ThreatExchange
ThreatExchange copied to clipboard
PDQ: Expected hashes of regression tests differ between reference implementations
In the Java reference implementation, there is a test that asserts that the hash of the sample image "bridge-1-original.jpg" is "f8f8f0cee0f4a84f06370a22038f63f0b36e2ed596621e1d33e6b39c4e9c9b22". See: https://github.com/facebook/ThreatExchange/blob/main/pdq/java/src/test/java/hasher/pdqhashing/PDQHasherTest.java
In the C++ readme, the hash of the same image is said to be "f8f8f0cce0f4e84d0e370a22028f67f0b36e2ed596623e1d33e6339c4e9c9b22". See: https://github.com/facebook/ThreatExchange/tree/main/pdq/cpp/bin
I can't find a mention in the PHP code that specifically tests this file, but the hash "f8f8f0cce0f4e84d0e370a22028f67f0b36e2ed596623e1d33e6339c4e9c9b22" (same as for C++) is used as an example here: https://github.com/facebook/ThreatExchange/blob/main/pdq/php/pdqhashtest.php
In the python code (is this an official reference implementation?) it seems that the expected hash is yet another hash: "d8f8f0cce0f4a84f0e370a22028f67f0b36e2ed596623e1d33e6b39c4e9c9b22". See: https://github.com/facebook/ThreatExchange/blob/main/pdq/python/pdqhashing/tests/pdq_test.py
In the SQL examples, the hash "f8f8f0cce0f4e84d0e370a22028f67f0b36e2ed596623e1d33e6339c4e9c9b22" (same as C++) is used as an example.
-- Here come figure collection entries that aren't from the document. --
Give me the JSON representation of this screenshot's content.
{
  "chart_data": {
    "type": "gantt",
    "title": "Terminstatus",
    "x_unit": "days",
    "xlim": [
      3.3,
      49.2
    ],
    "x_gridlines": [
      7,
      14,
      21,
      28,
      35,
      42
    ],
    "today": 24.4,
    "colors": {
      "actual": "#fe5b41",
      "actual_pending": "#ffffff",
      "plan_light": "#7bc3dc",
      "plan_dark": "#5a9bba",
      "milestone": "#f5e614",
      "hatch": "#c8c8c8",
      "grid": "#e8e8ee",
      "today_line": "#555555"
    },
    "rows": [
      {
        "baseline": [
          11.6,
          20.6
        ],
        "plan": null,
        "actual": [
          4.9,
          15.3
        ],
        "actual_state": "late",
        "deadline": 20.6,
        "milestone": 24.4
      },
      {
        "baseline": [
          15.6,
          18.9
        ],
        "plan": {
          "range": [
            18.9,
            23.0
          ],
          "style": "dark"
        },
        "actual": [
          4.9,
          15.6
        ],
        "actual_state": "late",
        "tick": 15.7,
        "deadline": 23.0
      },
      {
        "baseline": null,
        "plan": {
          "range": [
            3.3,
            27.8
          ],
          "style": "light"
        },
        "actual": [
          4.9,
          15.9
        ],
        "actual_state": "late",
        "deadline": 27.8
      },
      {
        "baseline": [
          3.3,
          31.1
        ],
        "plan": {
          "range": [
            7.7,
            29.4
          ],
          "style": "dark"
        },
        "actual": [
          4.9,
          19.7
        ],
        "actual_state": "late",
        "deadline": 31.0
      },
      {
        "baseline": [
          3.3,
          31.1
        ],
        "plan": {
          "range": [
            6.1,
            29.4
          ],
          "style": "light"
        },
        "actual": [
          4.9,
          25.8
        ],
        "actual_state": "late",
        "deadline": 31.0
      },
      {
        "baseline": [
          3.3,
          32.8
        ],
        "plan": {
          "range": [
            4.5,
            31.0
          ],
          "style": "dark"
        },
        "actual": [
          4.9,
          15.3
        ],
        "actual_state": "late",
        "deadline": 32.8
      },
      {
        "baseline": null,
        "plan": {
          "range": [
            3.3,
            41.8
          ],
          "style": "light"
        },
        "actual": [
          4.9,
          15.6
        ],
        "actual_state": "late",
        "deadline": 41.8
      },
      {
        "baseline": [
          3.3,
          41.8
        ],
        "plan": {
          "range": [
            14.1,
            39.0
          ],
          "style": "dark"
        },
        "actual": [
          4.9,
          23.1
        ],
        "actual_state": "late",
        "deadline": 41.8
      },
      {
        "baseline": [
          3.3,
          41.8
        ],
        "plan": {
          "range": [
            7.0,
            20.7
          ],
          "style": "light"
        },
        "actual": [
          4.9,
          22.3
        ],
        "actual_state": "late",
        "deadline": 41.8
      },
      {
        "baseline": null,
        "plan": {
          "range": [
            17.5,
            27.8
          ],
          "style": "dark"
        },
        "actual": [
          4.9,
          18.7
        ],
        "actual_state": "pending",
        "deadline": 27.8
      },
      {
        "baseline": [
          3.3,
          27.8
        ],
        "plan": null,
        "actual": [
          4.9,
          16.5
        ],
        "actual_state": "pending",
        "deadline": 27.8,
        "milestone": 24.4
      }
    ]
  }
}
See: https://github.com/facebook/ThreatExchange/tree/main/pdq/sql
In short: It seems that the Java and Python implementations differs in expectation about the hash value of that image compared to C++. This seems problematic. Why are they not the same? Are there bugs in the reference implementations? Am I missing something?
Maybe reading the documentation would help you: https://raw.githubusercontent.com/facebook/ThreatExchange/main/hashing/hashing.pdf
For this reason we have chosen a tradeoff: (a) Use implementation-specific downsampler to get to 512x512; (b) use the two-pass tent filter to go from 512x512 to 64x64. This is a balance between efficient computation, and a few bits (0/2/4/6) of hamming distance between different implementations given the same image.
The downsizing of the image in different implementations leads to slightly different hashes...
Thanks for the reference!
After examining the C++/Java/Python implementation a bit more closely, it seems like:
- C++ uses CImg, which in turn defaults to nearest neighbor.
- The Java implementation does not have any logic for downsampling before the hash computation is done, so hashing is done on the full resolution image.
- Python uses PIL, which in turn defaults to bicubic.
So if I want some sample image along with an expected hash as a regression test for a new implementation, it seems I should use the hash from the Java implementation to verify that the algorithm is implemented correctly.
I could not find any guideline in the documentation about what type of downsamling to use. I suspect that this might impact the precision. Any insight to share about this?
@BarrettOlson was looking into the exact same problem for verifying cross-languages. The downsampling problem makes it a pain to verify correctness for sure. Barrett, did you have any luck with pre-downsampled inputs, or trying to intercept the bits post-resizing?
Yes, I believe downsampling is creating these differences. The original authors intent was to have users replace CImg.h with their own (potentially proprietary and more efficient) image processing library with the expectation that a few bits difference (0/2/4/6) was acceptable (given a common distance threshold being closer to 31).
I am looking into better (more exact) verification options such as, having an intermediate representation or images already sized 512x512 as input but don’t have much to add to this thread yet. Also open to suggestions! :)
Thanks for the info!
My personal suggestion would be that the library used to hash an image does not care about resolution and downsampling, and then the user of that lib takes care of any preprocessing on the image. This would make it much easier to test as a black-box, plus the user can actually choose to have the hash computed on the full resolution if that is important for the use case.
Having regression tests on images below 512x512px seems like it would solve the issue of verification cross-language for now. But if the downsampling logic is in the hashing code, the tests will be sensitive to future modifications to this 512px limit.
I'll use the hash from the Java tests, since it does not do any downsampling from what I can see.